The transform matrices B, G, and A are fully determined by the parameters m, r, and the choice of interpolation points. This makes them ideal candidates for compile-time embedding:
- Constant propagation — GPU compilers can fold multiplications by known constants (especially 0, 1, -1) into additions or eliminations.
- Dead code elimination — Transform matrix entries that are zero produce multiply-by-zero terms that the compiler can remove entirely.
- Configuration-specific optimization — Each F(m, r) variant gets a dedicated kernel with no branching or runtime parameterization overhead.
- No runtime matrix storage — Transform matrices do not need to be allocated in GPU memory or passed as kernel arguments.
Supported Configurations
The code generation tools support arbitrary F(m, r) configurations via command-line parameters. Commonly generated configurations include:
| Configuration | Input Tile Size | Multiplications (Winograd) | Multiplications (Direct) | Speedup |
|---|---|---|---|---|
| F(2, 3) | 4x4 | 16 | 36 | 2.25x |
| F(4, 3) | 6x6 | 36 | 144 | 4.0x |
| F(6, 3) | 8x8 | 64 | 324 | 5.06x |
Note: 2D multiplication counts are the square of the 1D counts. Speedup ratios reflect the theoretical arithmetic advantage before considering transform overhead.
GPU Target Considerations
The same Winograd transform mathematics must be expressed in different GPU shading languages, each with distinct memory models and execution semantics:
| Aspect | OpenCL Target | GLSL/Vulkan Target |
|---|---|---|
| File extension | .cl |
.comp
|
| Memory qualifiers | __global, __local |
SSBO with layout(binding=...)
|
| Thread model | Work-items in NDRange | Invocations in workgroups |
| Floating-point | IEEE 754 with relaxed math options | Implementation-defined precision |
Both targets embed the same precomputed transform coefficients; only the surrounding kernel scaffolding and memory access patterns differ.
Implemented By
The following implementations realize this principle in MNN:
| Implementation | Description |
|---|---|
| Alibaba_MNN_WinogradGenerateCL | Command-line tool that generates OpenCL kernel source files (.cl) containing Winograd source and destination transforms.
|
| Alibaba_MNN_WinogradGenerateGLSL | Command-line tool that generates Vulkan GLSL compute shader source files (.comp) containing Winograd source and destination transforms.
|
Related Pages
Trade-offs and Limitations
- Numerical precision — Larger tile sizes (higher m) increase the dynamic range of transform coefficients, which can cause floating-point precision loss, particularly in half-precision (FP16) execution.

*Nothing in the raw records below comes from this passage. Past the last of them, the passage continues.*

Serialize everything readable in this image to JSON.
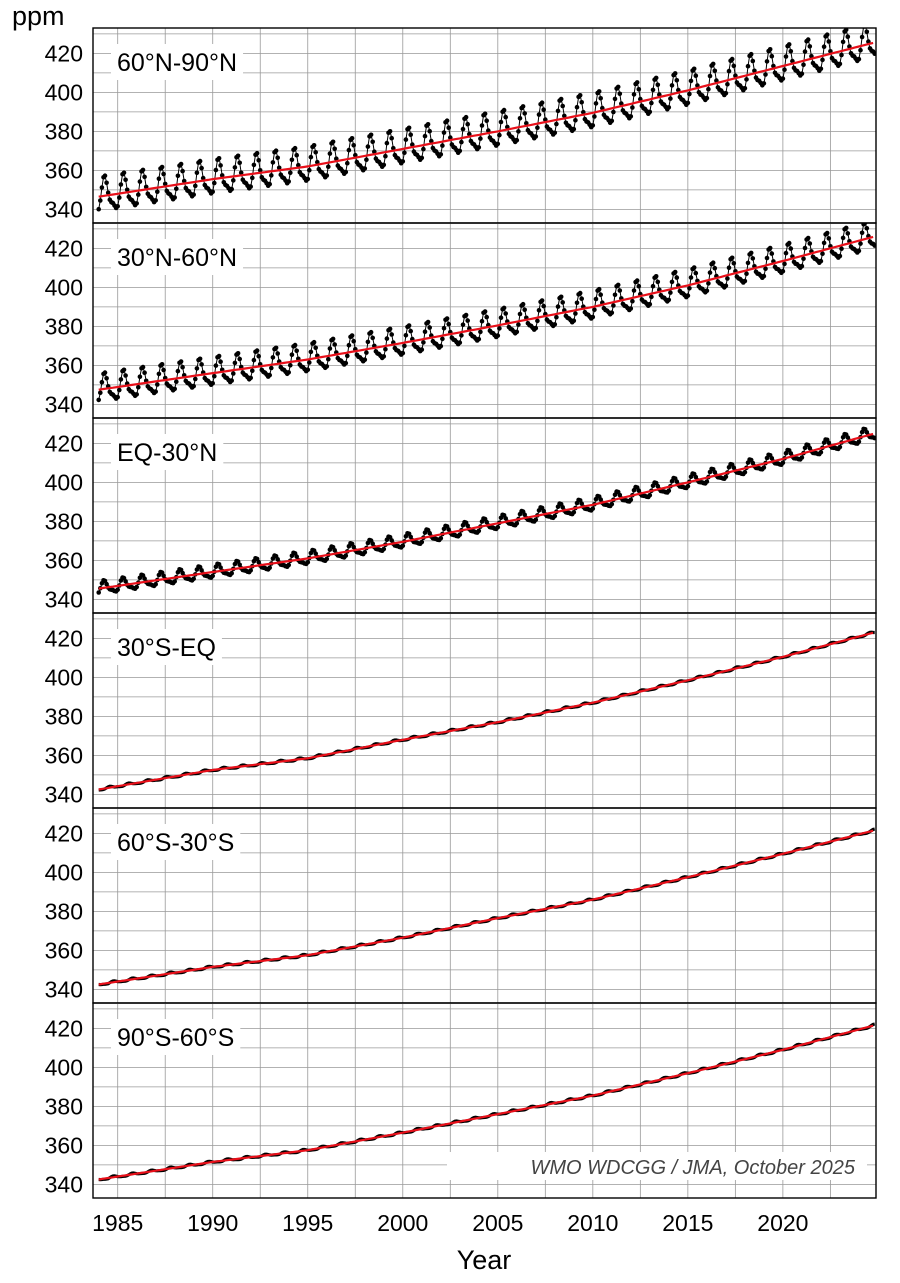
{
  "chart_data": {
    "type": "line",
    "ylabel": "ppm",
    "xlabel": "Year",
    "xlim": [
      1983.7,
      2024.9
    ],
    "ylim": [
      333,
      433
    ],
    "x_ticks": [
      1985,
      1990,
      1995,
      2000,
      2005,
      2010,
      2015,
      2020
    ],
    "y_ticks": [
      340,
      360,
      380,
      400,
      420
    ],
    "grid": true,
    "credit": "WMO WDCGG / JMA, October 2025",
    "colors": {
      "monthly": "#000000",
      "deseasonalized": "#e8101a",
      "grid": "#999999"
    },
    "series_kinds": [
      "monthly mean (black dots)",
      "deseasonalized trend (red line)"
    ],
    "panels": [
      {
        "label": "60°N-90°N",
        "trend_x": [
          1984,
          1990,
          1995,
          2000,
          2005,
          2010,
          2015,
          2020,
          2024.8
        ],
        "trend_y": [
          346.5,
          355.5,
          362,
          371,
          380,
          389.5,
          401,
          413.5,
          425.5
        ],
        "seasonal_amplitude": 16,
        "peak_phase": 0.33
      },
      {
        "label": "30°N-60°N",
        "trend_x": [
          1984,
          1990,
          1995,
          2000,
          2005,
          2010,
          2015,
          2020,
          2024.8
        ],
        "trend_y": [
          347.5,
          356,
          363,
          371.5,
          380.5,
          390,
          401,
          413.5,
          426
        ],
        "seasonal_amplitude": 13,
        "peak_phase": 0.33
      },
      {
        "label": "EQ-30°N",
        "trend_x": [
          1984,
          1990,
          1995,
          2000,
          2005,
          2010,
          2015,
          2020,
          2024.8
        ],
        "trend_y": [
          345.5,
          354,
          361,
          369.5,
          379,
          388.5,
          400,
          412,
          425
        ],
        "seasonal_amplitude": 6,
        "peak_phase": 0.3
      },
      {
        "label": "30°S-EQ",
        "trend_x": [
          1984,
          1990,
          1995,
          2000,
          2005,
          2010,
          2015,
          2020,
          2024.8
        ],
        "trend_y": [
          342.5,
          352.5,
          358.5,
          368,
          377,
          387,
          398.5,
          410.5,
          423
        ],
        "seasonal_amplitude": 1,
        "peak_phase": 0.6
      },
      {
        "label": "60°S-30°S",
        "trend_x": [
          1984,
          1990,
          1995,
          2000,
          2005,
          2010,
          2015,
          2020,
          2024.8
        ],
        "trend_y": [
          342.5,
          351.5,
          357.5,
          366.5,
          376.5,
          386,
          397.5,
          409.5,
          421.5
        ],
        "seasonal_amplitude": 1,
        "peak_phase": 0.8
      },
      {
        "label": "90°S-60°S",
        "trend_x": [
          1984,
          1990,
          1995,
          2000,
          2005,
          2010,
          2015,
          2020,
          2024.8
        ],
        "trend_y": [
          342.5,
          351.5,
          357.5,
          366.5,
          376,
          385.5,
          397,
          409,
          421.5
        ],
        "seasonal_amplitude": 1,
        "peak_phase": 0.8
      }
    ]
  }
}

- Code size — Each F(m, r) configuration produces a separate kernel; supporting many configurations increases binary size.
- Kernel size restriction — Winograd is most effective for small kernels (3x3, 5x5). For larger kernels, the transform overhead can exceed the multiplication savings.
- Memory overhead — The transformed input tiles are larger than the original tiles (tile size = m + r - 1), increasing intermediate memory requirements.